The ruling Swapo party is the last political formation to lecture others about running local authorities as it failed at an industrial scale, for the better part of 32 years, Landless People’s Movement leader Bernadus Swartbooi has said.
Not mincing his words yesterday, Swartbooi was responding to his Swapo counterpart, President Hage Geingob, who said opposition parties have failed to provide leadership and direction at various local authorities and regional councils.
Geingob took a dig, particularly at opposition-run municipalities and regional councils, where suspensions, infighting and chaos are common.

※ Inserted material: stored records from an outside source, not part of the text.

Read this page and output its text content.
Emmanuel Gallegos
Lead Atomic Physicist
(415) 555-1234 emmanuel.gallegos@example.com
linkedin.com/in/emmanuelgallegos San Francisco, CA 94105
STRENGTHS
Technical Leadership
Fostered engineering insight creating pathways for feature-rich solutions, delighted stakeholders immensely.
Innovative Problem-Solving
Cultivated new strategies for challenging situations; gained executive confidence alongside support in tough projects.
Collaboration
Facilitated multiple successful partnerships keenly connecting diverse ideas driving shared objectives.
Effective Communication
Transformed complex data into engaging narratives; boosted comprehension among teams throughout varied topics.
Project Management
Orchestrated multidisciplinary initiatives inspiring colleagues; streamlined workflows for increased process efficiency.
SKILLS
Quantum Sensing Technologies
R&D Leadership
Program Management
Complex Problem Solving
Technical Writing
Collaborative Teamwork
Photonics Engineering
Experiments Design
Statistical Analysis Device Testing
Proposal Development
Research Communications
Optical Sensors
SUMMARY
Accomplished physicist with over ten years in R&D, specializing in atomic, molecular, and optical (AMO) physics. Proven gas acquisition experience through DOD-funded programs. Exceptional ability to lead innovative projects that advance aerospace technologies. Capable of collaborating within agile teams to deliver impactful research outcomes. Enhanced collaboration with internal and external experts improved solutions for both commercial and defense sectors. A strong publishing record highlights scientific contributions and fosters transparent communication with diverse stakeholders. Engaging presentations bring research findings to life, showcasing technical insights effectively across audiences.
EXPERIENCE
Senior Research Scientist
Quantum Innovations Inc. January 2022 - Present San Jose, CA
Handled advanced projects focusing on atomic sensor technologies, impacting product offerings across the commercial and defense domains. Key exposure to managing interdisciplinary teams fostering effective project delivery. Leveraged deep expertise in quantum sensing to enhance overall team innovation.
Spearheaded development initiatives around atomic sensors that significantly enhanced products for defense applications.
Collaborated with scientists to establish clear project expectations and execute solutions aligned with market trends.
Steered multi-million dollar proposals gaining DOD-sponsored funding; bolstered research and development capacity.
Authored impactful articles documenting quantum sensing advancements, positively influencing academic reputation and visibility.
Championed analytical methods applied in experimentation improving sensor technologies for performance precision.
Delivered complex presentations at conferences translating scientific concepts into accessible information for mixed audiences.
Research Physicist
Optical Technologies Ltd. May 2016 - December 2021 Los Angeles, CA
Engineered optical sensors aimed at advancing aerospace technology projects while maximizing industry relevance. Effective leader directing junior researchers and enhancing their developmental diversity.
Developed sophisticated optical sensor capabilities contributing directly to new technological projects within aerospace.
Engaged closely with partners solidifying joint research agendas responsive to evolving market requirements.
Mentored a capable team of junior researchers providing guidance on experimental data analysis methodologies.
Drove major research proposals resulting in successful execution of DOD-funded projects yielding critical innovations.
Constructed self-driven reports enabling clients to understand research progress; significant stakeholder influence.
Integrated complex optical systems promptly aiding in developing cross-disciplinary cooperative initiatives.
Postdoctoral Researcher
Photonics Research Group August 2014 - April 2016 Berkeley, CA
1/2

The President did not shy away from dragging the media into the political ring, accusing journalists of treating opposition parties with kid gloves.
“The press never ask the hard questions about opposition parties that are messing up local authorities. After six months in office, they started to fight and no questions are raised about the poor quality of service delivery,” he said when opening a Swapo central committee meeting over the weekend.
In Swartbooi’s eyes, Swapo should be the last party to lecture the opposition on how to run affairs.
“They [Swapo] have not done anything to transform this country. Yet he [Geingob] goes to claim that we must ‘go to hell’ and that they can manage local authorities,” Swartbooi said.
The lawyer-turned-politician challenged Geingob to name a single local authority that Swapo ran successfully.
“Look at what they [Swapo] have done to Okahandja [they] messed it up. Right now, Grootfontein and Rundu are led by Swapo but it’s just infightings, nothing is moving there,” he charged.
He said under Swapo’s watch, most local authorities were turned into debt-ridden entities filled with incompetent Swapo cadres.
“Every resident in the entire Republic of Namibia who lives in an urban area works to pay bills of NamWater and NamPower… and the executives [of these local authorities] live large lives in ways you could never imagine,” Swartbooi claimed.
He said his orange army would not shy away from firing or disciplining incompetent political office bearers serving on their ticket.
“That is accountability,” he said.
Swartbooi also accused the central government of sabotaging councils run by opposition parties.
“They try to cut resources. But we are steadily overcoming some of these challenges,” he said, adding that even their attempts to solicit grants from good Samaritans are being blocked by the central government which has the final say.
On Saturday, Geingob defended Swapo’s track record.
He was astounded by how the Swapo-led government is expected to fix the country’s socio-economic situation in just 30 years when colonialism and oppression lasted for over 100 years.
At the time of going to print yesterday, the biggest municipality in the country, Windhoek, was without a management committee and substantive CEO.
Windhoek was wrestled away from the ruling party during the regional council and local authority elections in 2020, alongside other major municipalities such as Swakopmund, Walvis Bay and Keetmanshoop.